A l’occasion des 25 ans de la loi Evin et d’une nouvelle banalisation/affaiblissement de sa protection, la Fédération Addiction souhaite questionner les conditions d’une régulation efficace des produits et services qui présentent un risque addictif et donc des dangers en terme de santé publique. Ces derniers nécessitent une réglementation de leur usage, accès et diffusion, de manière à assurer la protection des personnes, usager et entourages. Le récent débat autour de la loi Evin illustre la difficulté à poser des bases solides pour éviter que les enjeux économiques ne priment sur la santé des personnes.
Alcool
De la prohibition au libéralisme économique de nos jours, les taux de prévalence actuels et les usages excessifs devraient appeler les responsables politiques à mettre en place des mesures structurelles. Pourtant, une loi qui posait une série de limites protectrices (buvettes des stades, affichage, publicité sur internet) vient d’être mise en échec. La régulation ne se joue plus qu’au niveau local par le biais de décrets municipaux encadrant la vente et la consommation, pris dans un souci de sécurité publique ponctuelle. Même si la récente loi de santé préserve quelques leviers comme les prix minimums pour la vente d’alcool et la sanction de l’incitation au binge drinking, les professionnels de santé s’étonnent de cet encouragement à une mauvaise communication sur l’alcool.
Tabac
Mesure phare du Plan National de Lutte contre la Tabagisme, le paquet neutre a été adopté de justesse dans la loi de santé. Casser l’attrait du paquet de cigarettes aura une incidence sur l’entrée dans le tabagisme, en témoignent les expériences étrangères notamment australienne. Un changement de fiscalité serait également souhaitable, tant on sait que les prix ont un impact direct sur les consommations. Mais le manque de cohérence sur l’e-cigarette, dont la dynamique de réduction des risques a du mal à être reconnue, divise et affaiblit là-encore le mouvement commun.
Jeux d’argent
La loi pour une République numérique, actuellement en lecture à l’Assemblée Nationale, inquiète également les professionnels de santé. Les jeux en ligne, sportifs ou d’argent, peuvent engendrer des comportements addictifs et l’article 42 concernant les compétitions des jeux en ligne invite les acteurs à se mobiliser. En effet, la définition qui y est faite de l’« e-sport » apparait suffisamment large pour laisser la place aux jeux qui intégreraient des enjeux de gain. Une dimension dont on sait qu’elle engendre des comportements excessifs, dont les professionnels de l’addictologie voient dans leurs files actives les conséquences en matière sanitaire et de lien social. A l’instar d’une loi Evin dont la définition a ouvert le champ à toute communication concernant le produit alcool, pour peu qu’il ne se revendique d’un terroir ou d’une culture, ce projet de loi esquisse les déviances d’une pratique qui, une fois encore, profitera aux plus forts (lobbys, industriels) au détriment des plus vulnérables (jeunes notamment).

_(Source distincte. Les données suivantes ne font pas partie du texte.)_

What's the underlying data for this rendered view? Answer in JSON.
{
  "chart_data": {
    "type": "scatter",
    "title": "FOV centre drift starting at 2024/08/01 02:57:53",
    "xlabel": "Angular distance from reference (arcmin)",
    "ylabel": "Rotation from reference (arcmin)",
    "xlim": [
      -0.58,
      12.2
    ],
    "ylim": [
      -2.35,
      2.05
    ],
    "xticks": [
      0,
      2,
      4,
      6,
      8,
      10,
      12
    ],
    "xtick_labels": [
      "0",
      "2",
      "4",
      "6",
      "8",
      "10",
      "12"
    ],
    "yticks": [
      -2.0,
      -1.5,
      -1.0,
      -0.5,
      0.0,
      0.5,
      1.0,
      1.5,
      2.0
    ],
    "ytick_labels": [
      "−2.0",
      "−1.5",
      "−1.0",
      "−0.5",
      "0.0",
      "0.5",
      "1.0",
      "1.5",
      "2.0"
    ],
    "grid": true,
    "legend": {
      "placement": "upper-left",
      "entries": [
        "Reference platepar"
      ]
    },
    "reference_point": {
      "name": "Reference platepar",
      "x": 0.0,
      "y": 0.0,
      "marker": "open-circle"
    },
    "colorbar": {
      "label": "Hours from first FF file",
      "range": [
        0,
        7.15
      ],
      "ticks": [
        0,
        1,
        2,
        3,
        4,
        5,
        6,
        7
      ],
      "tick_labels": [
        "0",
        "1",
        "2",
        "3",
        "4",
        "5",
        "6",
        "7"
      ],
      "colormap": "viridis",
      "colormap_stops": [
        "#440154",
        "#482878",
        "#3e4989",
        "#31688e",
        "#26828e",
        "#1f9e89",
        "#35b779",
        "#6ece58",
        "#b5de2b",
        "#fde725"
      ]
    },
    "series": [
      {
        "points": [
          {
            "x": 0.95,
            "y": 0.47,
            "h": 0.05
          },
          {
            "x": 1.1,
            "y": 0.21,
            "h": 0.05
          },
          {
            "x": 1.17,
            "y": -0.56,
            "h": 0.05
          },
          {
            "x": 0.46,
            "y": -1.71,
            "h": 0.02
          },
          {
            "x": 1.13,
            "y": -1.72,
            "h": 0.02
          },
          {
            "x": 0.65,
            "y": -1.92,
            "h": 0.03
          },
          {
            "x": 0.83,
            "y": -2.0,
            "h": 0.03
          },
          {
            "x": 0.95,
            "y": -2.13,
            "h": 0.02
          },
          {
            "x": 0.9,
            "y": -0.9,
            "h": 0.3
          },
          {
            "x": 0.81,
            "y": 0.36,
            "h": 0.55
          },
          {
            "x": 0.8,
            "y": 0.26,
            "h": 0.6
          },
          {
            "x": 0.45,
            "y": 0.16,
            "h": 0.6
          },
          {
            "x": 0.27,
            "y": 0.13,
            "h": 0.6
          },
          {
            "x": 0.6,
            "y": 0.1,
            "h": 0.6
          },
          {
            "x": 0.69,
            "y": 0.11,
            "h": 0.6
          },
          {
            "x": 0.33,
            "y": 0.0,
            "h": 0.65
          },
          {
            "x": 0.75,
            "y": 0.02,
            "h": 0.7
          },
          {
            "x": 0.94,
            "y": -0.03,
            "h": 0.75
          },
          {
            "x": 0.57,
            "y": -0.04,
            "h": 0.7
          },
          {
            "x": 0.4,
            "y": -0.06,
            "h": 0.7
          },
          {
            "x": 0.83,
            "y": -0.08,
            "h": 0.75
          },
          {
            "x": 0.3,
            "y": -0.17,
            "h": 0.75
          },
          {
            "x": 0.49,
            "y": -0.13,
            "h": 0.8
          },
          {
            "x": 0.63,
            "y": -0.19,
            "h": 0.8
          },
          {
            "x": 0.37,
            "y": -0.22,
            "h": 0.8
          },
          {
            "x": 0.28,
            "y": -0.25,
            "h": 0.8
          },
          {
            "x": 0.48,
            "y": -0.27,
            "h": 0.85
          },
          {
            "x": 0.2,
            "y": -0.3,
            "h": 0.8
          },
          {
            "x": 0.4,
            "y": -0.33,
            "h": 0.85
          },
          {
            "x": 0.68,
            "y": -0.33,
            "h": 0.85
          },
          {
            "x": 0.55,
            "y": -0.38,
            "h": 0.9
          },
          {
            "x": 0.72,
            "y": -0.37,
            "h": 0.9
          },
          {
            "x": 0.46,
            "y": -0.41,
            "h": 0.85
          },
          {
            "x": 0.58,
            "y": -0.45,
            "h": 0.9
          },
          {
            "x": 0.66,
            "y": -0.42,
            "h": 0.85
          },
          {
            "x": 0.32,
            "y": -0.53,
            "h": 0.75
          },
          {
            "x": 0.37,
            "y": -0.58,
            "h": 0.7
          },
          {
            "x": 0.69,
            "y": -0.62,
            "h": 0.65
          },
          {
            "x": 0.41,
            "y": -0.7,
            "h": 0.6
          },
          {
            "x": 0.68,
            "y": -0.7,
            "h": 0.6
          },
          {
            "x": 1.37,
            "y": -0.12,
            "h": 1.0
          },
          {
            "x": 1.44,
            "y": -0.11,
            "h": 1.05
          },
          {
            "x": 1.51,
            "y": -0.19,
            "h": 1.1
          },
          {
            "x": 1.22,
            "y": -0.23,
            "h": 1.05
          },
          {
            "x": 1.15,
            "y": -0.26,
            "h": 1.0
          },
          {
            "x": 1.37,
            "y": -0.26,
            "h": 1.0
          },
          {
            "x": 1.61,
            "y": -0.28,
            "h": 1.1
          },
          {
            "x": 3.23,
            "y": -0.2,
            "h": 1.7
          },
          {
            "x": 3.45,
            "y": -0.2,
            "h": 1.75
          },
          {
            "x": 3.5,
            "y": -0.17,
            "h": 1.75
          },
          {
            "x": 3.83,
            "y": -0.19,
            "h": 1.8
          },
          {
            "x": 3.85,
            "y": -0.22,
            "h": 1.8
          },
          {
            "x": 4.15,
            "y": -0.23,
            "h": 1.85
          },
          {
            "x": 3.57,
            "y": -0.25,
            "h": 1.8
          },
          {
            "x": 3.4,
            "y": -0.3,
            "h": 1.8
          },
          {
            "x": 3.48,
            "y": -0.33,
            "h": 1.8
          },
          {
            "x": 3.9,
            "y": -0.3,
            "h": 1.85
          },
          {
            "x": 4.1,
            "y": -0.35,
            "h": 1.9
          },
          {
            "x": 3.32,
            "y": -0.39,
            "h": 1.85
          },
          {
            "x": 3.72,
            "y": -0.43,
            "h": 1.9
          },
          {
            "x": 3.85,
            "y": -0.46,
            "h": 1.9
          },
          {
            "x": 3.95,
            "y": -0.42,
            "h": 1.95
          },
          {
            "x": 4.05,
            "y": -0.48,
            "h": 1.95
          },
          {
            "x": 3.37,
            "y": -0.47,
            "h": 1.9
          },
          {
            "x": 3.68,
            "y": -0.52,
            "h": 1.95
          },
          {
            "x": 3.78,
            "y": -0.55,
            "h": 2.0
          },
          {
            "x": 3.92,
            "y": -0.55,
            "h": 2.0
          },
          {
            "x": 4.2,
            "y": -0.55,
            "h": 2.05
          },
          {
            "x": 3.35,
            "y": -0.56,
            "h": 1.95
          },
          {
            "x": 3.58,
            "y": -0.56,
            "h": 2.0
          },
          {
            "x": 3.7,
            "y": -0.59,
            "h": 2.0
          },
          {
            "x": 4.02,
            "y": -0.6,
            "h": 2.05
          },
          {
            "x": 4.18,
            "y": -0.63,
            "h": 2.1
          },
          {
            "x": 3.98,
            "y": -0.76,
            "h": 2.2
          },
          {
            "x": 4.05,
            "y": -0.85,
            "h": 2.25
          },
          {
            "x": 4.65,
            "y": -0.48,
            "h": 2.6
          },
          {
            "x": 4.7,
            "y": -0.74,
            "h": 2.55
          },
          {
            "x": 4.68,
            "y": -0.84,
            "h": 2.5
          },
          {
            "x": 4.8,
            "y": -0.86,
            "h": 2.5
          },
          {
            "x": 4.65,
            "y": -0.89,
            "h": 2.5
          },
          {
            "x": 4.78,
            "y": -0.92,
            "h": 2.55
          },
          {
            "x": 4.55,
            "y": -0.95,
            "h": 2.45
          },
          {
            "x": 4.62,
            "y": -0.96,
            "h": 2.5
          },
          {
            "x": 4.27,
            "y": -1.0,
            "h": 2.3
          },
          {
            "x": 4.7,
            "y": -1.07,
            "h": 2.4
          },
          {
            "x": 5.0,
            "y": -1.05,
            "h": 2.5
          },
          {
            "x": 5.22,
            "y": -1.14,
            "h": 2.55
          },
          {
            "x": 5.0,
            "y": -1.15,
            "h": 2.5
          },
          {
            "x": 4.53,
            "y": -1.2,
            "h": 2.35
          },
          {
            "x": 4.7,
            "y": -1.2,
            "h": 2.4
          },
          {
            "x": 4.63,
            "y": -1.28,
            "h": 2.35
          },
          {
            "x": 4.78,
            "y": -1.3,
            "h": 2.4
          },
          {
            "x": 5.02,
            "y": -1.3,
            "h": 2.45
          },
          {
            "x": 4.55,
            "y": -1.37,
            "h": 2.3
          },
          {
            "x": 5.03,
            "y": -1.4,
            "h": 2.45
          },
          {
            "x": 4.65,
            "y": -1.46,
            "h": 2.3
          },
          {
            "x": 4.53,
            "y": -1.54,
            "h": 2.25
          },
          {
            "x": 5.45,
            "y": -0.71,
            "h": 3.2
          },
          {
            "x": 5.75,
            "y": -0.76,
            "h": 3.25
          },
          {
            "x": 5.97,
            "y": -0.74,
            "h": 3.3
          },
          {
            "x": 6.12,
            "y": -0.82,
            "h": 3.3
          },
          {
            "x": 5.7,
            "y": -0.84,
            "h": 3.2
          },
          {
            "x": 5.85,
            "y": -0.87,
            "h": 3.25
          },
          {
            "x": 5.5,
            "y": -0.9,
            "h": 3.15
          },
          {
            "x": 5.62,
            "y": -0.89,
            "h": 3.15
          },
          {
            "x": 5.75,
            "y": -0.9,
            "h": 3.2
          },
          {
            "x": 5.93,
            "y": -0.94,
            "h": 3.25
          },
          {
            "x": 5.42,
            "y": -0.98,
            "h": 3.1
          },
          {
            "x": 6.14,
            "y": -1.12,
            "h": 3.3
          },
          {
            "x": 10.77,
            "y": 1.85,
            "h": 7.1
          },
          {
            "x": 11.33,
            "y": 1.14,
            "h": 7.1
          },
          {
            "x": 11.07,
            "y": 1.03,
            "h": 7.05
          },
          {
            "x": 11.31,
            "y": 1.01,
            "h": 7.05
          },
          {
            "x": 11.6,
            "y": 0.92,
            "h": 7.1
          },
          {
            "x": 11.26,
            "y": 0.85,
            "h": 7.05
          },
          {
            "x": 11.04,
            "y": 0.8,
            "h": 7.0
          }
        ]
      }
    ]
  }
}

La cohérence des politiques publiques en matière d’addiction doit de plus en plus être réfléchie au regard de l’enjeu de la régulation. Elles doivent répondre à l’échec des politiques répressives, constaté dans de nombreuses études internationales, tout autant qu’au risque d’une société qui n’en finit plus d’encourager les usages les plus dérégulés.
Penser des mesures qui encadrent avec cohérence, en alliance avec les personnes et leurs familles, aussi bien par des interdits que par l’Intervention Précoce, c’est dans ce sens que les acteurs de notre fédération continueront à se mobiliser.